The Lost Bookshop(93)



‘I am sorry.’

‘Don’t be.’

After a moment, we both smiled.

‘It’s a shame,’ he continued, opening another box of books. ‘It must have been a wonderful shop.’

‘It was.’

I closed my eyes for a moment and tried to remember how it once looked. To feel the warmth of customers coming inside and finding the one thing they didn’t know they were looking for. Could I do it? Could I afford not to? Without my manuscript to sell, I had no way of providing for myself. I couldn’t keep relying on Josef’s charity. It was sheer luck that he had helped me in the first place. He saved my life.

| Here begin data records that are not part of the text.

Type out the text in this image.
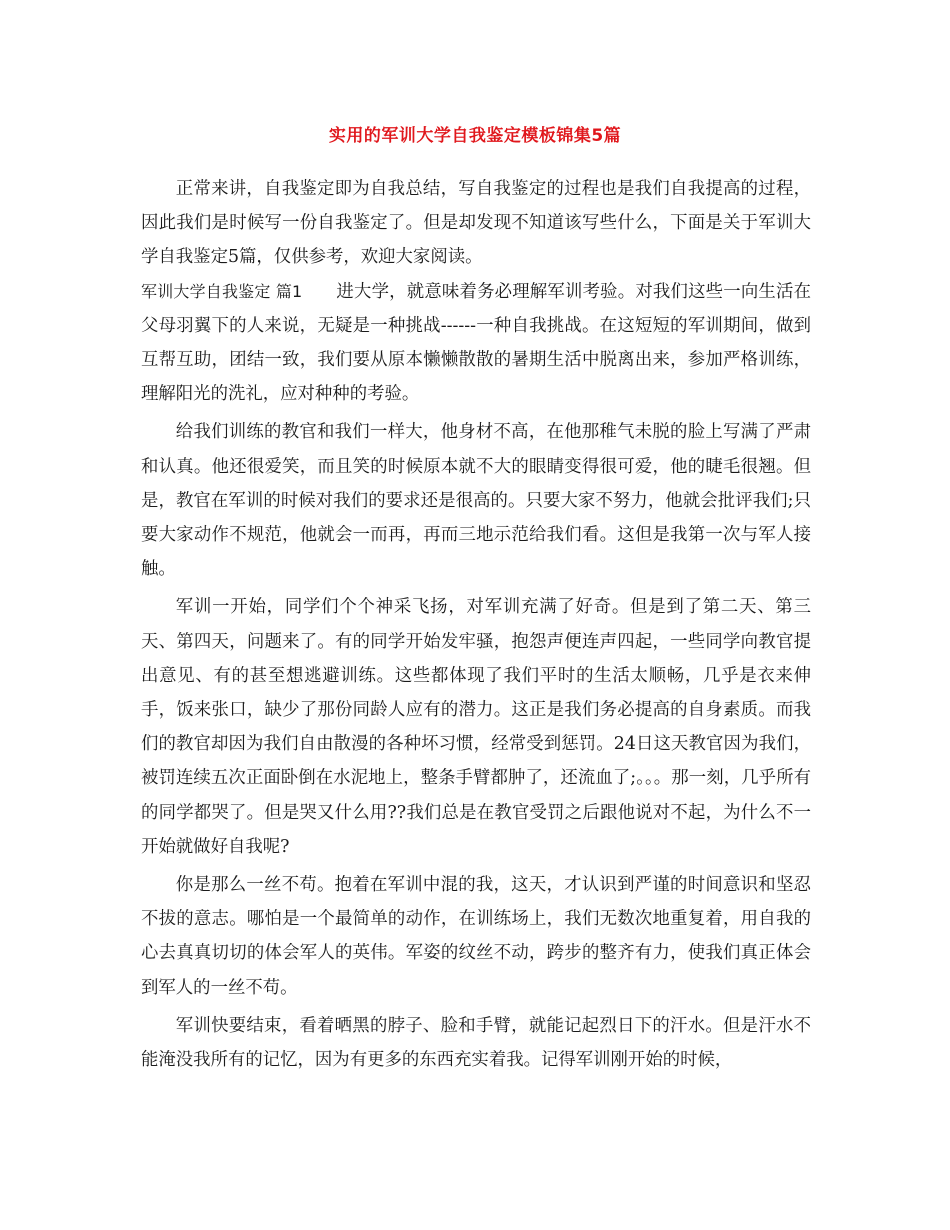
实用的军训大学自我鉴定模板锦集5篇

正常来讲，自我鉴定即为自我总结，写自我鉴定的过程也是我们自我提高的过程，因此我们是时候写一份自我鉴定了。但是却发现不知道该写些什么，下面是关于军训大学自我鉴定5篇，仅供参考，欢迎大家阅读。

军训大学自我鉴定 篇1 进大学，就意味着务必理解军训考验。对我们这些一向生活在父母羽翼下的人来说，无疑是一种挑战------一种自我挑战。在这短短的军训期间，做到互帮互助，团结一致，我们要从原本懒懒散散的暑期生活中脱离出来，参加严格训练，理解阳光的洗礼，应对种种的考验。

给我们训练的教官和我们一样大，他身材不高，在他那稚气未脱的脸上写满了严肃和认真。他还很爱笑，而且笑的时候原本就不大的眼睛变得很可爱，他的睫毛很翘。但是，教官在军训的时候对我们的要求还是很高的。只要大家不努力，他就会批评我们;只要大家动作不规范，他就会一而再，再而三地示范给我们看。这但是我第一次与军人接触。

军训一开始，同学们个个神采飞扬，对军训充满了好奇。但是到了第二天、第三天、第四天，问题来了。有的同学开始发牢骚，抱怨声便连声四起，一些同学向教官提出意见、有的甚至想逃避训练。这些都体现了我们平时的生活太顺畅，几乎是衣来伸手，饭来张口，缺少了那份同龄人应有的潜力。这正是我们务必提高的自身素质。而我们的教官却因为我们自由散漫的各种坏习惯，经常受到惩罚。24日这天教官因为我们，被罚连续五次正面卧倒在水泥地上，整条手臂都肿了，还流血了;。。。那一刻，几乎所有的同学都哭了。但是哭又什么用??我们总是在教官受罚之后跟他说对不起，为什么不一开始就做好自我呢?

你是那么一丝不苟。抱着在军训中混的我，这天，才认识到严谨的时间意识和坚忍不拔的意志。哪怕是一个最简单的动作，在训练场上，我们无数次地重复着，用自我的心去真真切切的体会军人的英伟。军姿的纹丝不动，跨步的整齐有力，使我们真正体会到军人的一丝不苟。

军训快要结束，看着晒黑的脖子、脸和手臂，就能记起烈日下的汗水。但是汗水不能淹没我所有的记忆，因为有更多的东西充实着我。记得军训刚开始的时候，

Perhaps he was right. What was the point in gaining my freedom, only to remain locked inside?

‘I would have to be careful,’ I said, and his broad smile gave me a tickle of hope.





The shop began trading quietly and without fanfare. I simply opened the door and invariably people began to wander inside. I used the money from whatever sold to begin restocking the shop properly, as well as stocking my larder. I could even afford some essential items that now seemed like luxuries. I bought soap, undergarments and a brand-new pair of shoes. I began to see a way forward again. I suppressed my worries about being found out; as long as Lyndon believed I was still in St Agnes’s and Dr Lynch kept receiving the money, they would have no reason to bother me. Little by little, I returned to myself. Bruised but still intact – and that was more than some.

Reliance is something that happens without you noticing it. In the weeks that followed the shop’s reopening, I grew to lean on Josef and his quiet, dependable ways. He asked nothing of me and sometimes I couldn’t quite work out why he returned, day after day, without ever questioning the past or the future. Perhaps it was because he was not one to discard broken things. I discovered that about him the day he arrived at the shop with the tiniest tools I had ever seen, rolled up in a satchel.

‘Where did you get those?’

‘From the clock repair man. Is not far from here.’

He said it as though it were perfectly obvious. That a prisoner of war could wander into town and borrow some tools from an horologist and fix an antique music box belonging to a woman who had just escaped a madhouse. I couldn’t help but giggle, which utterly bemused him, though he didn’t ask. He never asked. He just went about his work.

‘Do you know what you’re doing?’ I asked him, before setting out for groceries, now that I had some money again.

‘In Salzburg, I used to repair organs.’

I shook my head, unable to assimilate this new information.

‘What do you mean?’

‘For the church,’ he said, gently unscrewing the casing from underneath the gold-plated box.

‘You used to repair church organs?’ I repeated and he nodded without making eye contact.

‘As a boy. With my father. Then I studied mechanics at G?ttingen University. I like fixing things,’ he said, a broad smile stealing across his face.

How had someone like him ended up on a Luftwaffe airplane, crash-landing in Ireland? Perhaps for the first time, I began to wonder if he had killed anyone. He had been stationed in occupied France. I watched his eyes flicker keenly over the minute workings inside the music box and how he gently removed the little automaton bird that sat on top. His hands were smooth; long fingers with clean, precisely cut fingernails. His blonde hair had grown long at the front and without the gel he once used, it slipped into his eyes, and he shook his head to dislodge it. Sitting in my shop, he looked perfectly at home. He had brought two old wooden chairs and a table from who knew where. Josef just had a knack for finding what was needed. Nothing ostentatious, but simple and sufficient.

He made me laugh without meaning to. In fact, that was how he seemed to exist in the world. Just making it better, without meaning to.





Dublin, 1944


‘I am to be repatriated.’ Josef stood in the doorway, rigid from head to foot in his uniform.

‘When?’

‘Now.’

His voice betrayed no emotion. I nodded as if this information was perfectly fitting. Surely some part of me had expected this. Nothing lasted for ever and his precarious position here was clear to us both. And yet we had created a bubble of existence where the outside world and its changing winds could not penetrate, until now. I was holding a book that had constantly tumbled from its space on the shelf, no matter where I put it or how snugly it fit between its neighbours. The Count of Monte Cristo by Alexandre Dumas. I clung to it now, trying to find some kind of steadiness.

‘Is there someone waiting for you? In Austria?’

I had never asked. Truth be told, I had not wanted the answer before now. But now it was time to face reality. Perhaps it would help me to let him go.

‘My father. There is no one else.’

He looked at me and I could see in his eyes what his words meant. I ran to him, threw my arms around his neck and buried my face in his chest. It was the first time we had even touched and so it should have felt unfamiliar, but it didn’t. It felt like the only place I ever wanted to be. He hesitated at first, but after a moment’s pause, he encircled me with his arms and I could feel his warm breath on my neck.

I pulled back to look at his face. His eyes looked straight into mine and held all of my world within them.